In his 11-year minor-league career (1955–56; 1959–67; 1969), Jones batted .319 with 154 home runs and a slugging percentage of .528. His big-league experience consisted of 60 plate appearances and he batted .286 (14 hits in 49 at bats) with one home run (hit off Jim Hannan of the Washington Senators on September 28, 1963) and 10 runs batted in. A great natural hitter, Jones still holds the Midwest League record for the highest single-season batting average when he hit .409 for the Dubuque Packers in 1956. He also had 135 hits, smashed 26 homers and had a .758 slugging percentage in only 330 at bats.
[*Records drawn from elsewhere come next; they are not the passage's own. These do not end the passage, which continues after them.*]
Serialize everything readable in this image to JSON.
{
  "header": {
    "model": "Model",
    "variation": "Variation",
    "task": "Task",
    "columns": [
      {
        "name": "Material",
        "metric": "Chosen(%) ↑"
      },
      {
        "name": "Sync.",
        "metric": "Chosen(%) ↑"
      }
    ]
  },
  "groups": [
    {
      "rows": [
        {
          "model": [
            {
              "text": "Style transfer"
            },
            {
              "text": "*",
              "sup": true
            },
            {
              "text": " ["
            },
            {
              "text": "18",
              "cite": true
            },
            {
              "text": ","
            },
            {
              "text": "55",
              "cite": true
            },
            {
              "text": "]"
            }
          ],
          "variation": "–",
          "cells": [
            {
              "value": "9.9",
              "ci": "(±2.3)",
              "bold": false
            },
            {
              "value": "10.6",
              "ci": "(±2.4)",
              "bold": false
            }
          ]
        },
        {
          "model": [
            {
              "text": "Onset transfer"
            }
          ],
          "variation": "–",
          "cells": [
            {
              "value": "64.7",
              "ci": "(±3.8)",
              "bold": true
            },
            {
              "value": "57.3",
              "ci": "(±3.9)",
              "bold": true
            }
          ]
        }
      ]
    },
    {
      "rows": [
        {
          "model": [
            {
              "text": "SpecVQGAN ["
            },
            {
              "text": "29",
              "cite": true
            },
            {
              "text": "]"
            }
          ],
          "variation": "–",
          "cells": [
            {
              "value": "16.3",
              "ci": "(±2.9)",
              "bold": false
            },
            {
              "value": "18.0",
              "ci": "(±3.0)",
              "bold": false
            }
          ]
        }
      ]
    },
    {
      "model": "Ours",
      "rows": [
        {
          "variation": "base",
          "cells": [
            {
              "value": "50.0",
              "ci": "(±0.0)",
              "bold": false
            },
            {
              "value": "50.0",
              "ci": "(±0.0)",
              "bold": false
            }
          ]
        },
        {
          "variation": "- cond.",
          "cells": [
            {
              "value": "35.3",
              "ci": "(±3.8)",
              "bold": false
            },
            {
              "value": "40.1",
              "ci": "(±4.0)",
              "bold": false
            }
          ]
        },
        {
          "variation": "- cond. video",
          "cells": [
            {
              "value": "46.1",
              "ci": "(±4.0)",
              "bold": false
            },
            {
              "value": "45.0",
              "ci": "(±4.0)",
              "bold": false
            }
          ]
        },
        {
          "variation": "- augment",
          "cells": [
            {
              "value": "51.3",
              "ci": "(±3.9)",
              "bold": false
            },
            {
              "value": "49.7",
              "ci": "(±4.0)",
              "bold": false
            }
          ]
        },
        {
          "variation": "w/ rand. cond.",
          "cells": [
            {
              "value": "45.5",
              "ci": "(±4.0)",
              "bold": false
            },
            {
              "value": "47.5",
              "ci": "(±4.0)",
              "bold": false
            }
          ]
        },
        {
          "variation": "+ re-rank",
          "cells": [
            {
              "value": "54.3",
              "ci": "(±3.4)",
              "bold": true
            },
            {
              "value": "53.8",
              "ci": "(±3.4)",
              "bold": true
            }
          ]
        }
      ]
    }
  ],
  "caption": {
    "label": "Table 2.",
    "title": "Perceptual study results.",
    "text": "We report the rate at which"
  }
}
After retiring as a player, Jones served as a scout and minor-league coach and manager in the White Sox organization through 1973. Jones was a coach for the Houston Astros from 1976–82, and with the San Diego Padres from 1984–87. Jones joined the Baltimore Orioles as a minor-league hitting coach and liaison with minority communities.

In later years, Jones served as the special assistant to the president for the Sugar Land Skeeters, a member of the independent Atlantic League of Professional Baseball. He remained as a special advisor when the Skeeters became the Sugar Land Space Cowboys, the Triple-A affiliate of the Houston Astros.

Jones died on May 7, 2023, at the age of 89.